For about the last 5 months we have celebrated communion every single Sunday in response to the preaching of the God’s word. We are really enjoying recapturing the radical beauty of the family meal that Christians all over the world celebrate regularly together. Many call it “The Lord’s Supper,” though it is known by numerous names including “Communion,” “The Sacrament,” or “The Eucharist.” Regardless of the name you use or the nuances your Christian tradition holds dear concerning the Lord’s Supper, it is a mysterious and magnificent tradition which Christians have been celebrating in one form or another since the night Jesus was betrayed.
This Sunday at LifePoint we will be examining the passage in Mark’s gospel that details the birth of this meal. The whole text is Mark 14:12-26, but the point at which Jesus institutes his meal for the first time is found in verses 22-25.
And as they were eating, he took bread, and after blessing it broke it and gave it to them, and said, “Take; this is my body.” And he took a cup, and when he had given thanks he gave it to them, and they all drank of it. And he said to them, “This is my blood of the covenant, which is poured out for many. Truly, I say to you, I will not drink again of the fruit of the vine until that day when I drink it new in the kingdom of God.”
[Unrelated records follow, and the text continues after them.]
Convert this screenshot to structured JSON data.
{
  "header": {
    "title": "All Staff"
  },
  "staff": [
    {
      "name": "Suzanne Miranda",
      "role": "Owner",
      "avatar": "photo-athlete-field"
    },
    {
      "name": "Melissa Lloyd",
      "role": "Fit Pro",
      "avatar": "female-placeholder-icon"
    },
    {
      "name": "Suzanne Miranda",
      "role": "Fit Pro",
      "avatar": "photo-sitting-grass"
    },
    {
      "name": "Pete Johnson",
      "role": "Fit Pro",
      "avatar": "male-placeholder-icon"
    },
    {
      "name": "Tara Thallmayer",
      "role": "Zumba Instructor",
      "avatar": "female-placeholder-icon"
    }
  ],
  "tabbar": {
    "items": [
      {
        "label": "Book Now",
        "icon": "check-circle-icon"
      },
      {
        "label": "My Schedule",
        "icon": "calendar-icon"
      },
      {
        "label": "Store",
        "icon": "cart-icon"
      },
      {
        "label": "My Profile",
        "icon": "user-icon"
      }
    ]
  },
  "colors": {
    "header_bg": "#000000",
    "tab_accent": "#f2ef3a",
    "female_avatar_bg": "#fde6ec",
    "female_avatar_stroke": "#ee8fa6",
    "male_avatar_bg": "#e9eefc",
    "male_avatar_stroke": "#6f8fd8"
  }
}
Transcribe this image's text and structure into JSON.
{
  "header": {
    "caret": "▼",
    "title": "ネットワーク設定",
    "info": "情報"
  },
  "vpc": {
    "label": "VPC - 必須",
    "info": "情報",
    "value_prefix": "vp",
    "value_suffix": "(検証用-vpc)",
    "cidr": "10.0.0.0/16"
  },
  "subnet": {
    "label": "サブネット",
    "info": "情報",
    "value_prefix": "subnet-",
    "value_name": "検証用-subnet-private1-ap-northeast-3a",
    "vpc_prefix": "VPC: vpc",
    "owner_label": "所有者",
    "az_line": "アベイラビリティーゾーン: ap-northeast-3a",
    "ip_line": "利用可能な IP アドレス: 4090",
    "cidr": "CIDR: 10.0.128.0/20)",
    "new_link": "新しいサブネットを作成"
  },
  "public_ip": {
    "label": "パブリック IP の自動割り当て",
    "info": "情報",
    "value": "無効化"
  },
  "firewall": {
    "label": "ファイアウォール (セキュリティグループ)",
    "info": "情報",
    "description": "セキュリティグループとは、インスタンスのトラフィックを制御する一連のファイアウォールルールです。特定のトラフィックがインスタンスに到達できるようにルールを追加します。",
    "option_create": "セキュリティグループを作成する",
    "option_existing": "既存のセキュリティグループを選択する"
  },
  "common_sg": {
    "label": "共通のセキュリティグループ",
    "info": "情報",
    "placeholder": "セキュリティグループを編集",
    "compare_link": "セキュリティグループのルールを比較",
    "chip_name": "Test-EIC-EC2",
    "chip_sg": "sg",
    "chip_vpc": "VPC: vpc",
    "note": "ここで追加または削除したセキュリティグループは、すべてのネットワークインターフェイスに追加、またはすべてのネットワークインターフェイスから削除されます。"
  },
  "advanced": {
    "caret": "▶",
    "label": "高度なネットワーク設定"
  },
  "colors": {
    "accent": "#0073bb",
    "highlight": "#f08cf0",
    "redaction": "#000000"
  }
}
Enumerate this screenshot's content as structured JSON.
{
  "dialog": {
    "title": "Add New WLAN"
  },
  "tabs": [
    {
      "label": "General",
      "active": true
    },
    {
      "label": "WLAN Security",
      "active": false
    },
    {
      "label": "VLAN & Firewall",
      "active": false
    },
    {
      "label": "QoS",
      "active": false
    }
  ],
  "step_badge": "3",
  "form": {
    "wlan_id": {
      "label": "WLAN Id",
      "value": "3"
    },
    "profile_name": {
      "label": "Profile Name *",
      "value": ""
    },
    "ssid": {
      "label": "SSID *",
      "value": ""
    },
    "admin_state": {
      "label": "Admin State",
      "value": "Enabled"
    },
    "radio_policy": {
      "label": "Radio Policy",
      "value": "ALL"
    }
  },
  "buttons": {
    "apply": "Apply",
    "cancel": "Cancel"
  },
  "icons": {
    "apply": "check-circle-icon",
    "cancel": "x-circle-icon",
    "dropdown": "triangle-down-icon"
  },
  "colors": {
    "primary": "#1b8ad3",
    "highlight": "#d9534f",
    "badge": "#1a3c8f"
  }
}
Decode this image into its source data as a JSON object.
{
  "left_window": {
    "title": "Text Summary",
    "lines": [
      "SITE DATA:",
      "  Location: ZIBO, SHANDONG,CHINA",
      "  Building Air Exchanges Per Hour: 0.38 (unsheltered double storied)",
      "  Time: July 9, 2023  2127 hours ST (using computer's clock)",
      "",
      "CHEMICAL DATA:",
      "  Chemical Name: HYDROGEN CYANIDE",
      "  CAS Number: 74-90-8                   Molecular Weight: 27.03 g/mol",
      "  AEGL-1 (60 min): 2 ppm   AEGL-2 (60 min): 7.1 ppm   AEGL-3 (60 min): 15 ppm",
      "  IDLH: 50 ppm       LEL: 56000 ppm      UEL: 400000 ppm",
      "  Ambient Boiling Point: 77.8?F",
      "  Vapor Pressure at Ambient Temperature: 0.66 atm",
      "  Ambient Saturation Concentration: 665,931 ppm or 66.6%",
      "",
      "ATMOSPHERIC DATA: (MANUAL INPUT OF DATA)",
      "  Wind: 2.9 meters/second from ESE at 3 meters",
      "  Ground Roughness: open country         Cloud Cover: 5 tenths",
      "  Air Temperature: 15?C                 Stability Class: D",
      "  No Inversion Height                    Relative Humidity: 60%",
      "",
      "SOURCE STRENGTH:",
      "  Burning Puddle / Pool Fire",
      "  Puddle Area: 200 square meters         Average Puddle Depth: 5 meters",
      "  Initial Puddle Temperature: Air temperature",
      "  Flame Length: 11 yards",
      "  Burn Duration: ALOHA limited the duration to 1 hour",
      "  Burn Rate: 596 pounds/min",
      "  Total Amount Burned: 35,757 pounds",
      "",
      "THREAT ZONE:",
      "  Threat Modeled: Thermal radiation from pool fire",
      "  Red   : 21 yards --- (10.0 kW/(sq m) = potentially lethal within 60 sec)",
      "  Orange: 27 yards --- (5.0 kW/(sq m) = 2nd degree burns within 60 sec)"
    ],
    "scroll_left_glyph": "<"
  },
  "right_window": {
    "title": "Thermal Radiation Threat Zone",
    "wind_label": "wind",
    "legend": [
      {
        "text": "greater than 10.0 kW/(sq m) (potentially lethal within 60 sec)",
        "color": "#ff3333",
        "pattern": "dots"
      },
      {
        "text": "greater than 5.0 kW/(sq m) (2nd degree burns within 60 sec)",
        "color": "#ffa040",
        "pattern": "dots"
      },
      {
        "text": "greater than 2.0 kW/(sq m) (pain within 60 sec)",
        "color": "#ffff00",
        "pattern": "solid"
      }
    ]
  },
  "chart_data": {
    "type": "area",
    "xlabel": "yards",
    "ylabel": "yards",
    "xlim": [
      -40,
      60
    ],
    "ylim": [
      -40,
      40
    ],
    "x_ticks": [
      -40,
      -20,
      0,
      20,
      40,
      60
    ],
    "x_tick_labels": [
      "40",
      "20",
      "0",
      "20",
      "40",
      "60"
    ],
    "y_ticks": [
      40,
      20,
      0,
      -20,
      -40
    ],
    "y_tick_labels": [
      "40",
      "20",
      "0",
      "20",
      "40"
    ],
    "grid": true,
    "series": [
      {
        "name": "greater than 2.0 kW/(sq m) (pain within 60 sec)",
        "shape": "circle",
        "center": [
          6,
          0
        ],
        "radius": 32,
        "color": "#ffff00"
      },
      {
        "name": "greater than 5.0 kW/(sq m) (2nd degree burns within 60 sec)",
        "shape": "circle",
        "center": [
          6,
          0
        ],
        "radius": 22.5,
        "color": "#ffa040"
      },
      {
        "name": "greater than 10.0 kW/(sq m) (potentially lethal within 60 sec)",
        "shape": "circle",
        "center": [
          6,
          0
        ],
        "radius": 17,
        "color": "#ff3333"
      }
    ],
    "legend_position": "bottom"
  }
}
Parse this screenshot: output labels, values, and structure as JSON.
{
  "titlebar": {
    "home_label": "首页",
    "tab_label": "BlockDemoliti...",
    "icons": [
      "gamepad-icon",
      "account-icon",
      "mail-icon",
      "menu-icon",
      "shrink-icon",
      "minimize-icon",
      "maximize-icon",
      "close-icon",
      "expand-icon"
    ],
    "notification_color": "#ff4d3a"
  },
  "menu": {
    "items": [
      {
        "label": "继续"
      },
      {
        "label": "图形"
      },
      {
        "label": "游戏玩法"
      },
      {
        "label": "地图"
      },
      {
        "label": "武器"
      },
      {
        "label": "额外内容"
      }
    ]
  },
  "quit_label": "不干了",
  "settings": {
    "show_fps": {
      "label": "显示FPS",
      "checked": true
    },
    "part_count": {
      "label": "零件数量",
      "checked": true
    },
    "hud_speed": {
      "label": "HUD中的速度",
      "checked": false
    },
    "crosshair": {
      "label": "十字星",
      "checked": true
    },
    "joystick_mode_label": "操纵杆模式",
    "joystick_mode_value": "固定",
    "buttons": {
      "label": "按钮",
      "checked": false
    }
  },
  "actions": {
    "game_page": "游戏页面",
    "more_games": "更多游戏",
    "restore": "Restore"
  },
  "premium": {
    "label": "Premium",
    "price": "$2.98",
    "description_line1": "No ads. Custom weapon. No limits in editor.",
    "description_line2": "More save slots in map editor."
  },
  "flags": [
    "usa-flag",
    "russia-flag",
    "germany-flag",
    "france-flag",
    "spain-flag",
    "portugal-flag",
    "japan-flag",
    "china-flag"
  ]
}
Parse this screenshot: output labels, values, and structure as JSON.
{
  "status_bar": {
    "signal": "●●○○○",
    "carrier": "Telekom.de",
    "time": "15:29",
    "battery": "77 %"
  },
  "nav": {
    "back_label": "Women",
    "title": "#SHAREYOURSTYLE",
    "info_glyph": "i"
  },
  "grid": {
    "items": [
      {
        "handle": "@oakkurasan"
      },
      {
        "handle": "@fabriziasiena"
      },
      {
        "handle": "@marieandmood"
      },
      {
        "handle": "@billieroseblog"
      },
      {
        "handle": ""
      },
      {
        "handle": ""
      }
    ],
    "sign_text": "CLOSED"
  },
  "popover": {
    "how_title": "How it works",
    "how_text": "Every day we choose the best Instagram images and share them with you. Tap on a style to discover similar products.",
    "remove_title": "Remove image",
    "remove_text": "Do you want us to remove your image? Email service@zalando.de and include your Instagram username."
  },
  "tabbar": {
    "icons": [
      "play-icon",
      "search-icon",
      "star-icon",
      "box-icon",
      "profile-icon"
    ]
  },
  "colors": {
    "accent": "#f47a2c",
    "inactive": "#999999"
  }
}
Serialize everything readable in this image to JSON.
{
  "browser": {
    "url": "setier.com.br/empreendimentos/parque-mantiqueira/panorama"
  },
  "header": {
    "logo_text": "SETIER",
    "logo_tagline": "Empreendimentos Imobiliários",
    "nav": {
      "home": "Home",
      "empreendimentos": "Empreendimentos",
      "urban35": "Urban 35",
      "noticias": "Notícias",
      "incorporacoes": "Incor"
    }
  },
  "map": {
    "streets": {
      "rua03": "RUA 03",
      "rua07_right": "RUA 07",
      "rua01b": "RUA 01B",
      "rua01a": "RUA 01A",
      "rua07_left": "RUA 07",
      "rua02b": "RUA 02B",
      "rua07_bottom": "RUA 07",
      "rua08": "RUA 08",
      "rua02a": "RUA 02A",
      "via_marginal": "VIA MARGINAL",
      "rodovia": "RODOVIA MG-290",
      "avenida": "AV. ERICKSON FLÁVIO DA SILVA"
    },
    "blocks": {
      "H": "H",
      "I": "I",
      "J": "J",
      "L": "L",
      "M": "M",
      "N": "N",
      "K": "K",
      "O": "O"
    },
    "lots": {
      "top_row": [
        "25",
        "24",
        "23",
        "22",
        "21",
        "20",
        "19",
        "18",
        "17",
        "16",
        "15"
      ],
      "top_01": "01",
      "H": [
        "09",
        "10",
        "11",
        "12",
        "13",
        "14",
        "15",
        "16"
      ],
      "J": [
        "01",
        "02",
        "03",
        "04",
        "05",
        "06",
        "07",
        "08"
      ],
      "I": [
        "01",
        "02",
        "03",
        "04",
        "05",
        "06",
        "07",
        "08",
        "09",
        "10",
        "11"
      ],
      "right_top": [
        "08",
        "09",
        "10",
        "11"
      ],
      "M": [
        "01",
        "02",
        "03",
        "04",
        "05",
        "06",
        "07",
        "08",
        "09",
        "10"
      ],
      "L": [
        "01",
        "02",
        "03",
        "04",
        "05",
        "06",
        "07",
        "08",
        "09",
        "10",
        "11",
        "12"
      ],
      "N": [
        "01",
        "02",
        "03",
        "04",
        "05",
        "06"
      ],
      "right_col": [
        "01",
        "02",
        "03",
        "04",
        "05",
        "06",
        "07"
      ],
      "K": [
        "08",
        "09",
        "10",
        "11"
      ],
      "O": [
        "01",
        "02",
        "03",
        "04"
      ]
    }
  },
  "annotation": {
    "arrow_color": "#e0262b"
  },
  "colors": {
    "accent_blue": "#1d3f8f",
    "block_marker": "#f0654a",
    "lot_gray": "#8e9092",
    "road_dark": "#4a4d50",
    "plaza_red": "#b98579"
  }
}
On this day where most Americans are remembering the heinous events that occurred 12 years ago today in the World Trade Center terrorist attacks, the significance of the King’s Banquet rings true. There is something about what Jesus did 2000 years ago on the cross that is embedded deeply in our consciousness as human beings. Regardless of what religion or creed an individual espouses, there is something about the cross of Christ that is different.
There are four things that Jesus’ words reveal about the Lord’s Supper in this text.
1) It begins with thanksgiving to God for his provision of Christ’s body and blood.
2) It continues as we recognize that Jesus’ alone is the source of our salvation-that faith in him is the key to connection with God.
3) It emphasizes the blood of Jesus that formed a new covenant in his blood.
4) It culminates with the hope of his return, looking forward to the final King’s banquet that we will celebrate together as his people.
The King is preparing a banquet, and Jesus is our invitation. His body was broken and his blood was spilled to secure our invitation to the King’s Banquet. Jesus went to the cross so that all who put their faith in him would have a seat at the table.